Большая, но довольно бессобытийная статья американского «Эсквайра» превращает умеренно хайповое дело об убийстве Роджера Фелтиса в аналог вечера в паблике «Расеянство», ну или в компании сериала «Малыш Кенкен».
Сочувствующие написали в некрологах, что будут скучать по его вечным крикам «Опача!» и «Сасатб!»
Первым делом мы узнаем, что сразу после начала коронавирусной паники жители Виналхэйвена, увидев, что приехавшие на остров гости куда-то собрались уезжать, спилили им дерево у дома и заблокировали выезд. Сказано сидеть, так сидите, типа. Пришлось привлекать полицию с большой земли, которая установила, что раз приезжие ничем не больны, там и отъездом никакого карантина нарушить не могут. Собственный полицейский на весь остров был ровно один. Все время службы он занимался тем, что по кругу объезжал остров и глядел, что не так. В разговоре с журналистом он сейчас называет жителей острова «неспособными уяснить простые факты» и корит себя за то, что вовремя не арестовал человек 50, но в момент убийства он больше всего был поражен тем, что коллеги с большой земли приехали помогать ему не только одетые в костюмы, но и надушенные.
Погибший рыбак доставал всех знакомых на фейсбуке репостами кринжовых мемов, и даже сочувствующие в некрологах написали, что будут скучать по его вечным крикам «Опача!» и «Сасатб!». Рыбак с топором был его заклятым врагом, хотя трудно сказать, по какой конкретно причине.
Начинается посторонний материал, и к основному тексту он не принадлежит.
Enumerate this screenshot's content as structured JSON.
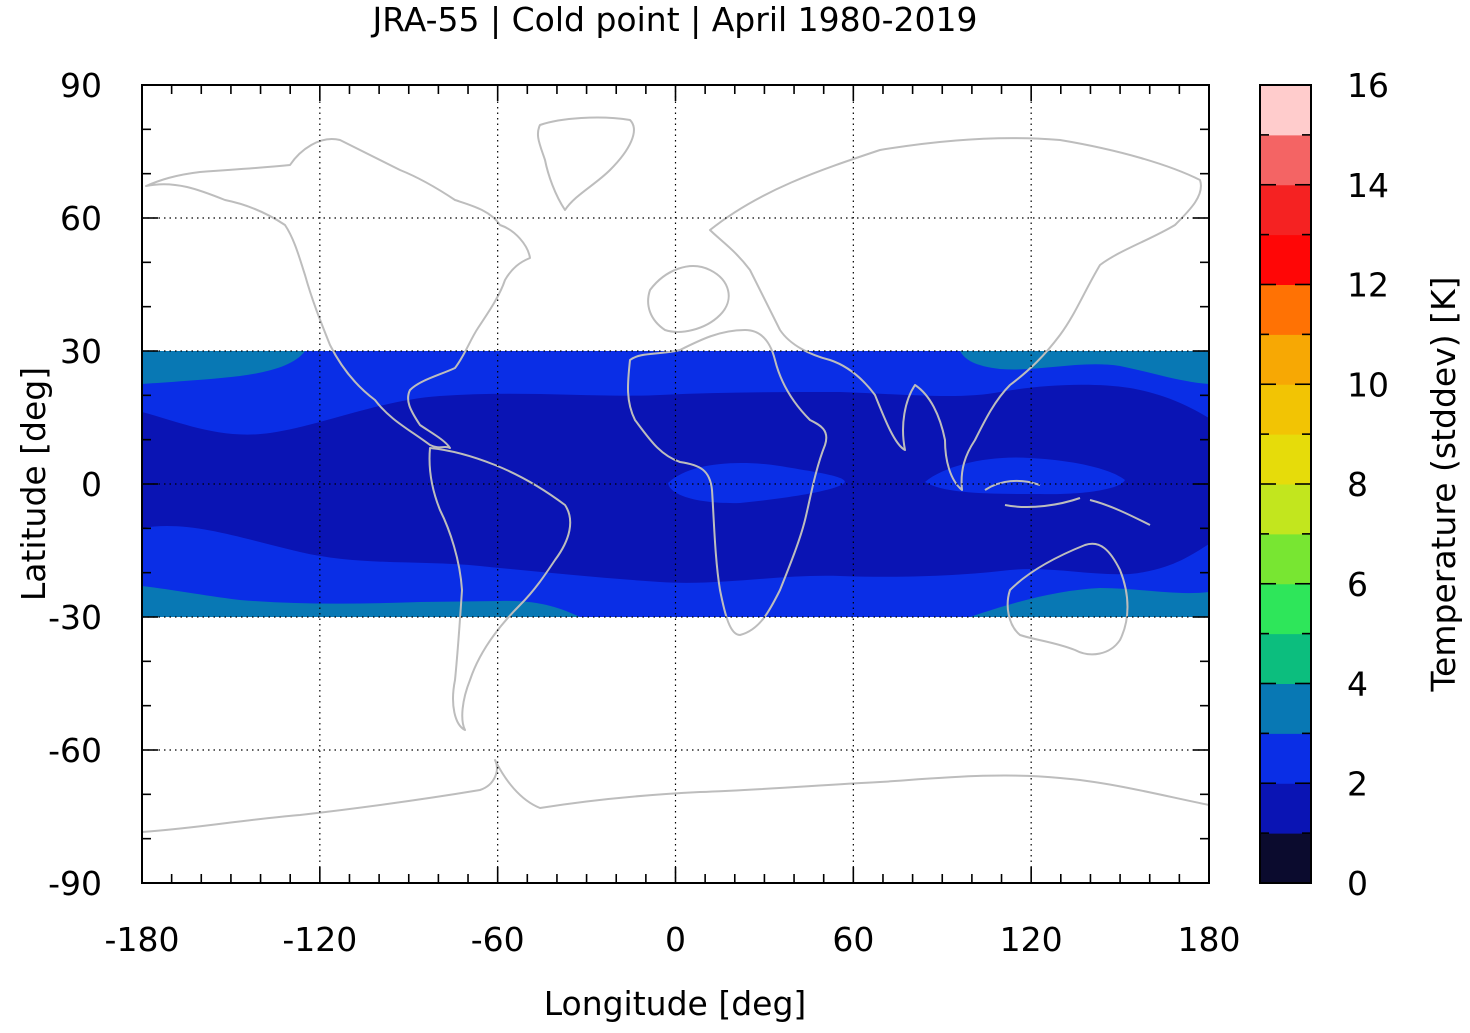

Вроде, говорят, они как-то не поделили место наживщика на одной очень выгодной рыбацкой шхуне, да так и сцепились с тех пор. Сама их работа, вопреки названию, имела мало общего с тем, что мы представляем себе при слове «рыбак». Так как ловили они в основном лобстеров, на которых нужно ставить ловушки по очень жестким правилам и на четко оговоренных территориях, то склоки им были прописаны самой профессией. В частности, наживщик, то есть человек, который сует в ловушки дохлую селедку, а потом достает из воды ловушки уже с лобстерами, мало что с ночи до следующего вечера возится в холодной воде с вонючими предметами, так еще и получает процент от общей выручки судна – то есть одна и та же работа на плохой и хорошей лодке приносит им совсем разные деньги. Немудрено тут сцепиться. Жуткий, грязный, глупый мир, из которого и выбывают люди глупо, придурошно и в пьяной драке.
Материал при этом снабжен фотографиями, да и сами легко можете погуглить виды: Виналхэйвен – живописный курорт, в сезон там живет в три раза больше людей, чем обычно. Иными словами, свинья везде грязь найдет, а с милым-то, небось, рай и в шалаше.